ABOUT LIQUOR, LUST, AND THE LAW:

Few Vancouver nightspots evoke such a fabled history as the Penthouse Nightclub. The after-hours watering hole for the famous and infamous, the Penthouse was opened in 1947 by brothers Joe, Ross, Mickey, and Jimmy Filippone and soon became the place to see and be seen in Vancouver in the 1950s and '60s. Acts like Sammy Davis Jr, Nat King Cole, and Duke Ellington regularly performed on the Penthouse stage, and the venue was one of the few in town not only to welcome African American entertainers, but to house them as well, at a time when Vancouver hotels refused to. Audiences often included visiting stars such as Frank Sinatra, Errol Flynn, Gary Cooper, and many others.

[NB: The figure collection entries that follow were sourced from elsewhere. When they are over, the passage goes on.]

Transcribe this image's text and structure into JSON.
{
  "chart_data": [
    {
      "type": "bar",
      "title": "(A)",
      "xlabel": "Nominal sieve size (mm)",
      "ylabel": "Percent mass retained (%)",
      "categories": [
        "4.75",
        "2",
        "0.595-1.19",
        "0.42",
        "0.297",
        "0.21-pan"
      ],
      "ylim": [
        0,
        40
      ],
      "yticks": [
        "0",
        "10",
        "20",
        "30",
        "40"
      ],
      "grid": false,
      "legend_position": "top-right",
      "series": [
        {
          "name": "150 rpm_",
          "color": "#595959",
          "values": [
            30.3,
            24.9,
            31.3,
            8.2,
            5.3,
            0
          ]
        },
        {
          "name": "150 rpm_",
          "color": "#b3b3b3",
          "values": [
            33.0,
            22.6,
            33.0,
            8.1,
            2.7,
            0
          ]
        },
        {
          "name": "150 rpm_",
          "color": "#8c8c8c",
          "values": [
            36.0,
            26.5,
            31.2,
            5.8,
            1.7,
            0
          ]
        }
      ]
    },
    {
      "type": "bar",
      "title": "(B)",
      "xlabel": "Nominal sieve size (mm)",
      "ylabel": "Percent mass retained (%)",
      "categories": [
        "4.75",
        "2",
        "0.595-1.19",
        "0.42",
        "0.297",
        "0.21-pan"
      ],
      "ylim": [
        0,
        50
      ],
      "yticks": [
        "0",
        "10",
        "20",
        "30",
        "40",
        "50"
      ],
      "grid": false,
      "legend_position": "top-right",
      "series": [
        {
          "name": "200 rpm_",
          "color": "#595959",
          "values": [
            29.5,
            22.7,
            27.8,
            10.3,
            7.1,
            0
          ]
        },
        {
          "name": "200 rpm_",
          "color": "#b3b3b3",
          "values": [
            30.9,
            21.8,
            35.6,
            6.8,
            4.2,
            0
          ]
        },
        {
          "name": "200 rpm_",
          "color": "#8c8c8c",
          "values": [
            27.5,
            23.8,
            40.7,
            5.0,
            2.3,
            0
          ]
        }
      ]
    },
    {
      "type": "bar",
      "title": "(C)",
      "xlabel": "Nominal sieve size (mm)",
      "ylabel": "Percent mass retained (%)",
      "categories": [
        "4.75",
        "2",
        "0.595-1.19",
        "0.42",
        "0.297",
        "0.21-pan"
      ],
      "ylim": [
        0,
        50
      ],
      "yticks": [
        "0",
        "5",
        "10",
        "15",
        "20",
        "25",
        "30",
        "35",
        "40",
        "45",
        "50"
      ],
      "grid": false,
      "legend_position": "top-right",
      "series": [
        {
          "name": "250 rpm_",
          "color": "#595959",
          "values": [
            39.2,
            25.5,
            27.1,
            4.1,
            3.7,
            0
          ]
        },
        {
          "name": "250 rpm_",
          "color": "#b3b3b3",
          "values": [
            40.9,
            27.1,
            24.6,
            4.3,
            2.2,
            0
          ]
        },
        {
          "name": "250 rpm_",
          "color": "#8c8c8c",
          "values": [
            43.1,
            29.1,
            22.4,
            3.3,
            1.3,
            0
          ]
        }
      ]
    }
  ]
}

In the 1970s, the Penthouse became infamous for its exotic dancers--three of whom famously streaked across the ice at a Vancouver Canucks game at the Pacific Coliseum in 1974--resulting in a colourful, lurid history involving vice squads, politicians, judges, and con men, and culminating in the murder of Joe Philliponi, known as the "Godfather of Seymour Street," in 1983. However, through decades of evolving social mores and changing cultural styles in a city constantly trying to reinvent itself, the Penthouse has always survived, a testament to its storied history and the fortitude of the Filippone family that still owns it.

This first-ever book on the Penthouse includes recently unearthed photographs, police documents, and untold stories, kept under wraps over the course of sixty-plus years--until now. It is also the story of an immigrant Italian family starting a new life in a new country, and the changing times and attitudes of a port city coming of age.

Rife with nostalgia and just a hint of scandal, Liquor, Lust, and the Law reveals a glamorous and slightly naughty view of historic Vancouver after dark.